Five judges, unanimous in their resolve, proclaimed that the president’s approach infringed upon the sacred guarantees of free competition within the power sector. Once, power plants vied for supremacy through the noble art of bidding, each seeking to provide electricity at the lowest price. But then came López Obrador, bearing a policy that bestowed priority upon the state-owned Federal Electricity Commission when selling power to the grid.
In the wake of this decision, private power generators – many of them foreign-born – found themselves relegated to the last place in line, despite their often cleaner power production. The commission, with its numerous power plants fueled by oil and coal, stood firmly in the path of these erstwhile competitors.
The resonance of this ruling echoed across borders, and the Amerindian eagle’s feathers were ruffled as the U.S. government raised objections to this law. They argued that it flew in the face of the U.S.-Mexico-Canada free trade agreement, which forbade the elevation of domestic companies over their peers from other member states.

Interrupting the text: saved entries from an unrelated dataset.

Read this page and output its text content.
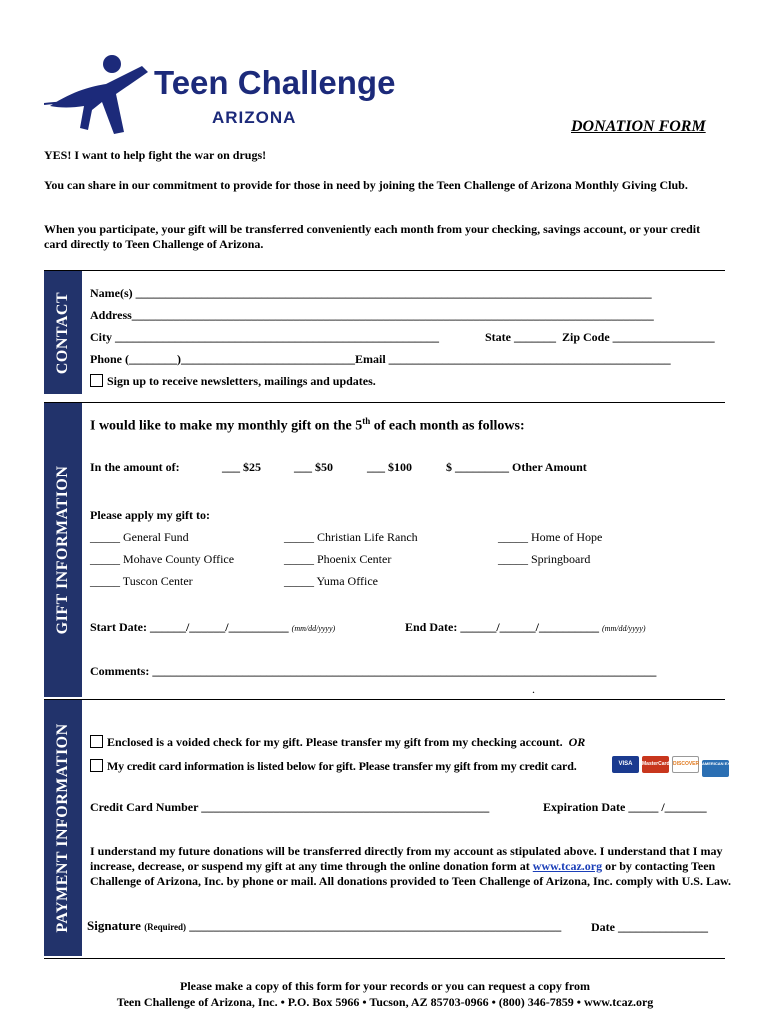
Teen Challenge
ARIZONA	DONATION FORM
YES! I want to help fight the war on drugs!
You can share in our commitment to provide for those in need by joining the Teen Challenge of Arizona Monthly Giving Club.
When you participate, your gift will be transferred conveniently each month from your checking, savings account, or your credit card directly to Teen Challenge of Arizona.
CONTACT
GIFT INFORMATION
PAYMENT INFORMATION
Name(s) ______________________________________________________________________________________
Address_______________________________________________________________________________________
City ______________________________________________________	State _______ Zip Code _________________
Phone (________)_____________________________Email _______________________________________________
Sign up to receive newsletters, mailings and updates.
I would like to make my monthly gift on the 5th of each month as follows:
In the amount of:	___ $25	___ $50	___ $100	$ _________ Other Amount
Please apply my gift to:
_____ General Fund	_____ Christian Life Ranch	_____ Home of Hope
_____ Mohave County Office	_____ Phoenix Center	_____ Springboard
_____ Tuscon Center	_____ Yuma Office
Start Date: ______/______/__________ (mm/dd/yyyy)	End Date: ______/______/__________ (mm/dd/yyyy)
Comments: ____________________________________________________________________________________
.
Enclosed is a voided check for my gift. Please transfer my gift from my checking account. OR
My credit card information is listed below for gift. Please transfer my gift from my credit card.	VISA MasterCard DISCOVER AMERICAN EXPRESS
Credit Card Number ________________________________________________	Expiration Date _____ /_______
I understand my future donations will be transferred directly from my account as stipulated above. I understand that I may increase, decrease, or suspend my gift at any time through the online donation form at www.tcaz.org or by contacting Teen Challenge of Arizona, Inc. by phone or mail. All donations provided to Teen Challenge of Arizona, Inc. comply with U.S. Law.
Signature (Required) ______________________________________________________________ Date _______________
Please make a copy of this form for your records or you can request a copy from
Teen Challenge of Arizona, Inc. • P.O. Box 5966 • Tucson, AZ 85703-0966 • (800) 346-7859 • www.tcaz.org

And yet, the story does not end there. For López Obrador’s policies did not merely extend preferential treatment to the state-owned behemoth in the realm of electricity; they also consigned private natural gas plants to a place of near obscurity, allowing them to take their place in the sun only just above government coal-fired plants. This, despite the fact that these private plants offered power at a cost nearly a quarter less than their coal-sputtering cousins. With a wave of his hand, the president had, in essence, ensured the government electrical utility a lion’s share of the market.
As the dust settled in the aftermath of Wednesday’s ruling, questions hung heavy in the air, shrouding the future in uncertainty. What would become of the companies who dared to raise their voices in protest? What shape would their relief take, should it be granted at all? These were ponderings left unanswered, whispers lost in the expanse of time.
It is not a revelation to note that López Obrador harbors a deep-seated affinity for state-owned firms, nor that he has spurned the policies of bygone reigns that sought to open the door to private investment. These policies, birthed in the wake of the passing of time, allowed foreign companies to materialize in the Mexican soil, erecting cleaner gas, wind, and solar power plants to herald a new era of sustainability.
And so, the stage is set. The clash between the state and the private may have reached a turning point, but the war is far from won. In the heart of Mexico, where the ancient pyramids whisper tales of times long past and the earth trembles with the beat of a thousand drums, the battle rages on. Will the scales tip in favor of the state or will the spirit of competition prevail? Only time will tell.